N 24 AND OUR ARCTIC HOME
We elected Omdal our cook. Although we felt better nourished and stronger after our noon cup of pemmican broth, it was always our morning and evening cup of chocolate that we looked forward to most. How warming and cheering that hot draught was! Captain Amundsen remarked that the only time we were happy up there was when either the hot chocolate was going down our throats, or else when we were rolled up in our reindeer sleeping bags. The rest of the time we were more or less miserable, but never do I remember a time when we ever lost faith! The after-compartment of our plane—a gaunt hole—served as kitchen, dining-room and sleeping-quarters, but it was draughty and uncomfortable, and it seemed always a relief to get out into the open again after our meals. The cold duralumin metal overhead was coated with hoarfrost which turned into a steady drip as the heat from our little Primus stove, together with that from our steaming chocolate, started to warm up the cabin. Feucht always sat opposite me—I say sat, but he squatted—we all squatted on the bottom of the plane with our chocolate on our knees. I remember how I used to covertly watch him eating his three oatmeal wafers and drinking his chocolate. I always tried to hold mine back so as not to finish before him. I had the strange illusion that if I finished first it was because he was getting more to eat than I. I particularly recall one occasion, two weeks later, after we had cut our rations in half, when I purposely hid my last biscuit in the folds of my parka, and the satisfaction it gave me to draw it out and eat it after Feucht had laid his cup aside. It was the stirring of those primitive instincts which, hidden beneath the veneer of our civilization, lie ever ready to assert themselves upon reversion to primitive conditions. We smoked a pipe apiece of tobacco after each meal, but unfortunately we had taken only a few days’ supply of smoking stuff. When that went, we had to resort to Riiser-Larsen’s private stock of rank, black chewing twist. It took a real hero to smoke that tobacco after moistening it so as to make it burn slower and thus hold out longer. It always gave us violent hiccoughs.

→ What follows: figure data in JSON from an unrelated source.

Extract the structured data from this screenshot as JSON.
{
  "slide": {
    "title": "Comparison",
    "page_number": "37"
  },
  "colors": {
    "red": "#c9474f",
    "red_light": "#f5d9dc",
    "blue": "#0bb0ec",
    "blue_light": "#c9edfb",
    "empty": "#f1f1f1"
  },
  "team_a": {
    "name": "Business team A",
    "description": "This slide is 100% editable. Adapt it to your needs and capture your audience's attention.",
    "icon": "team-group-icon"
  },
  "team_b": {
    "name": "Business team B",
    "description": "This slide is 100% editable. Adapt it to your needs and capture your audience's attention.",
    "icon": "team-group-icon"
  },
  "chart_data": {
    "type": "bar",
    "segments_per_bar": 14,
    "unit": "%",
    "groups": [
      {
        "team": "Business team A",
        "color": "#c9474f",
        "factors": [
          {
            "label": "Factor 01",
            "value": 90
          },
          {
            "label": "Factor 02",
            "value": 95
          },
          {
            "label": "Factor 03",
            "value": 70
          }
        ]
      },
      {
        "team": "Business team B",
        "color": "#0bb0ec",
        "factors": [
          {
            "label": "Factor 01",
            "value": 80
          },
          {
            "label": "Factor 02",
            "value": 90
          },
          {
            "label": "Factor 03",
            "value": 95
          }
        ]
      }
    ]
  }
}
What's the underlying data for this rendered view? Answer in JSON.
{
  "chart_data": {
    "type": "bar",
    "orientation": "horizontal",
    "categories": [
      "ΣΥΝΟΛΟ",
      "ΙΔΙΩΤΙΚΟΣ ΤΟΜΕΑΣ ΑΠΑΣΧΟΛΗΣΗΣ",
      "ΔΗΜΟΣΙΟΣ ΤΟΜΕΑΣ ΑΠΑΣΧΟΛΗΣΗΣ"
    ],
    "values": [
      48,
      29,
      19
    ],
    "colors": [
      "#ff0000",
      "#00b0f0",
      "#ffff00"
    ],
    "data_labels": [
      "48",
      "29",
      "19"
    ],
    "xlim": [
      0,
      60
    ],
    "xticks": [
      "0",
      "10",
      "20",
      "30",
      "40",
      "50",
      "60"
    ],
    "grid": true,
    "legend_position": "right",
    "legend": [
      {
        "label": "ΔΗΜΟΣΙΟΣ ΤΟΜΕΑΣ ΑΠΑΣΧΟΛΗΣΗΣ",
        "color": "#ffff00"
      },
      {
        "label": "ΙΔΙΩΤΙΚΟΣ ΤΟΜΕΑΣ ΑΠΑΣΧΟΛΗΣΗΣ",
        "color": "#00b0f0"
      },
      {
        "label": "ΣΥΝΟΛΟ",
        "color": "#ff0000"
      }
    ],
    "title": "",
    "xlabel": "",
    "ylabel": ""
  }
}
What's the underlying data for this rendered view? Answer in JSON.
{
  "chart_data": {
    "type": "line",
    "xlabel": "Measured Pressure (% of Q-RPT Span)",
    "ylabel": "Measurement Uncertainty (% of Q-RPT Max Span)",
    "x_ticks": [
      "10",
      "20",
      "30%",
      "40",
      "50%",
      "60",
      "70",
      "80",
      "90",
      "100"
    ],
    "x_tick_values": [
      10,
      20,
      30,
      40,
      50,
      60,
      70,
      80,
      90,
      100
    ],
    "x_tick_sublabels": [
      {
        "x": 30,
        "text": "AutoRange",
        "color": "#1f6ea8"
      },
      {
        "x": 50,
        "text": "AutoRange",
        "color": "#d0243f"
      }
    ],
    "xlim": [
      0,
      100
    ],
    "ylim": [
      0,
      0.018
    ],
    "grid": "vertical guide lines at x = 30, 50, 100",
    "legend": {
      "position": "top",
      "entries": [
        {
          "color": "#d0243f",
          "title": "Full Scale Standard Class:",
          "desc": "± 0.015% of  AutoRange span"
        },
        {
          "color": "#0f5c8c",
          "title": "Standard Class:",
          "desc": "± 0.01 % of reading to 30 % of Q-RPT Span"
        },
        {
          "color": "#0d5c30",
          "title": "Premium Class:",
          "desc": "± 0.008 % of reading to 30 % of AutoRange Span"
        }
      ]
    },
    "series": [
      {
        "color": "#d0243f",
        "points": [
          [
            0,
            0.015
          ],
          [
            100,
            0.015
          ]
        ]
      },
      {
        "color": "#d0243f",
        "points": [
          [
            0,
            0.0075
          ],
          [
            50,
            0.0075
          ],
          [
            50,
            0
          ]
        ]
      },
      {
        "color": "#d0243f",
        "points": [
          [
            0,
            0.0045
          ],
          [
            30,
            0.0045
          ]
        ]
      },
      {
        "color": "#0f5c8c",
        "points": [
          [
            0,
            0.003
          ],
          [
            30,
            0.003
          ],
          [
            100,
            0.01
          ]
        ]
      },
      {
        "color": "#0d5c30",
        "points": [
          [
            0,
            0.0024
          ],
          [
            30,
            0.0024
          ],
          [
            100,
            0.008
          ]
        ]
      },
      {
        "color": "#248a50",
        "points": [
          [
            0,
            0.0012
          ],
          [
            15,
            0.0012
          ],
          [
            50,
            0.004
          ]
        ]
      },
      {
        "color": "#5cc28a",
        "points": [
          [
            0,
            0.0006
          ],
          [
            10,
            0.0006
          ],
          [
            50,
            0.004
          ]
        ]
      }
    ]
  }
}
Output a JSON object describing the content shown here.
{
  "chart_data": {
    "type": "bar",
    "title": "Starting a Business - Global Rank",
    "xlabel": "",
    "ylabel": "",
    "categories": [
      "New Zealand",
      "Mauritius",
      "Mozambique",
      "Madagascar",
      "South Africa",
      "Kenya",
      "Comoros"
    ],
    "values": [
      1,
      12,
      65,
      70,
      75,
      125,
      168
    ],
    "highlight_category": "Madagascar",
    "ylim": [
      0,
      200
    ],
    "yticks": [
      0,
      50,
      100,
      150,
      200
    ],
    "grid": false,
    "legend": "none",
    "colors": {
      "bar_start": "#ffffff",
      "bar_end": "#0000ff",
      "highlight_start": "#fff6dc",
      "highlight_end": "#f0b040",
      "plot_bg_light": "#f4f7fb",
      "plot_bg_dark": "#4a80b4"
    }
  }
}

We were compelled to give up our civilized habits of washing or changing our clothes. It was too cold to undress, and we could not spare the fuel to heat any water after our necessary cooking was done.
During all our stay in the ice I never saw Captain Amundsen take a drink of water. I was always thirsty after the pemmican, and when I called for water, he said he could not understand how I could drink so much water.
Captain Amundsen and I slept together in the pilot’s cockpit, which we covered over with canvas to darken it at night. I was never able to get used to the monotony of continuous daylight and found it very wearing. With the exception of Riiser-Larsen the rest of the men slept on their skis stretched across the rear-compartment to keep them off the metal bottom. Riiser-Larsen had the tail all to himself, into which he was compelled to crawl on hands and knees.